2.3. MATLAB Scripts

Reading Assignment

Please read chapter 2 of Physical Modeling in MATLAB, by Allen B. Downey [DOWNEY11].

  • Scripts are files, with a .m file name extension, containing the same type of commands that one might enter in the Command Window.
  • Scripts allow code to be saved, modified and run repeatedly.
  • Like the Command Window, scripts access variables from the global Workspace.
  • Create a script with the command edit myscript.m or from the Home tab, either New Script, or New -> Script.
  • It is possible to test just one or two lines of code at a time to verify the expected results.
    • Use the mouse to highlight a few lines of code, then press the F9 key on the keyboard to execute just those lines of code.
    • Another way to execute a few lines is to make those lines a section. The percent sign (%) is the beginning of a comment line. Two percent signs and a space character (%%) at the beginning of a line mark a section boundary. Select a section by clicking anywhere in the section and then, in the editor tab ribbon, click on run section.

2.3.1. Displaying Results

As you read about MATLAB, you will quickly notice that sometimes a semicolon (;) is placed at end of commands, but not always.

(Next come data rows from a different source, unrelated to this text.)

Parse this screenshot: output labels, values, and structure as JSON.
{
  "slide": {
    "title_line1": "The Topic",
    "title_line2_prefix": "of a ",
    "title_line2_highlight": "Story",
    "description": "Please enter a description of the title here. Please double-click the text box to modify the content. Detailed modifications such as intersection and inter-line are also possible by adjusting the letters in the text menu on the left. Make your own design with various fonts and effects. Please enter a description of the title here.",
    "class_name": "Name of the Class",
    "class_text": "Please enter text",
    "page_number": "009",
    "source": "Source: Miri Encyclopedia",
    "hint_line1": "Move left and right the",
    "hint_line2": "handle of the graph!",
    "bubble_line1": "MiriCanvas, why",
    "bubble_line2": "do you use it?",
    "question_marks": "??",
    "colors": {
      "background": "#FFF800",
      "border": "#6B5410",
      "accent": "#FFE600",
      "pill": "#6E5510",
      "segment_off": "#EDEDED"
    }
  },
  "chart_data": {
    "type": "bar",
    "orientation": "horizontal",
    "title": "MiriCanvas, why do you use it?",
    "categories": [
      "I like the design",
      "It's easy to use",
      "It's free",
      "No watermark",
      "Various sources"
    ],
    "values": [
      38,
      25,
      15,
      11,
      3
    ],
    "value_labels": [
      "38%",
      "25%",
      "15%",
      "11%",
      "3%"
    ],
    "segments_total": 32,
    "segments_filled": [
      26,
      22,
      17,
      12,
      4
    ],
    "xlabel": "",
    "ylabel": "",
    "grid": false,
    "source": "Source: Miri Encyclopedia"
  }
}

  • The semicolon suppresses output.
  • If you want to see the result of a calculation, leave off the semicolon. The output will be displayed in the Command Window.
  • If the output would be too much to display on the screen; or you just don’t want to see it, then add a semicolon after the command.
  • Many commands, such as plotting commands, do not produce output on the Command Window, so there is no difference between with or without the semicolon.

In the Command Window, just enter a variable name to see its value.

>> b
b =
    5

In a script, you may want to use disp or fprintf to show results.

>> disp(b)
    5

>> fprintf('The value of b = %d\n', b)
The value of b = 5

Read more about it

Look up the function fprintf in the MATLAB documentation.

2.3.2. Adding Sections

The overall structure of the scripts you create can naturally be divided into different sections. This is especially nice for larger files where you may just want to focus on one area, such as adjusting a plot.

Sections allow you to modify and reevaluate the code in just that section to see the impact.

To create a code section, add %% Section Title at the beginning of a line. Note the space character between the second % and the Section Title text.

Tip

A optional window in the IDE called Panel Titles displays the section titles and allows a quick way to move to and select a section.

2.3.3. Comments

A few words of explanation can make it much easier to reuse a program after you have forgotten the details. Adding text descriptions that are not executed, called comments, allows you to explain the functionality of your code.

Text following a percent sign, %, is a comment. A comment is not executed in the code file. Comments can appear on lines by themselves, or they can be appended to the end of a line.

The first contiguous block of comments is reserved for help information which is displayed when you use the help or doc commands. Comments after the first blank line are not treated as part of the help.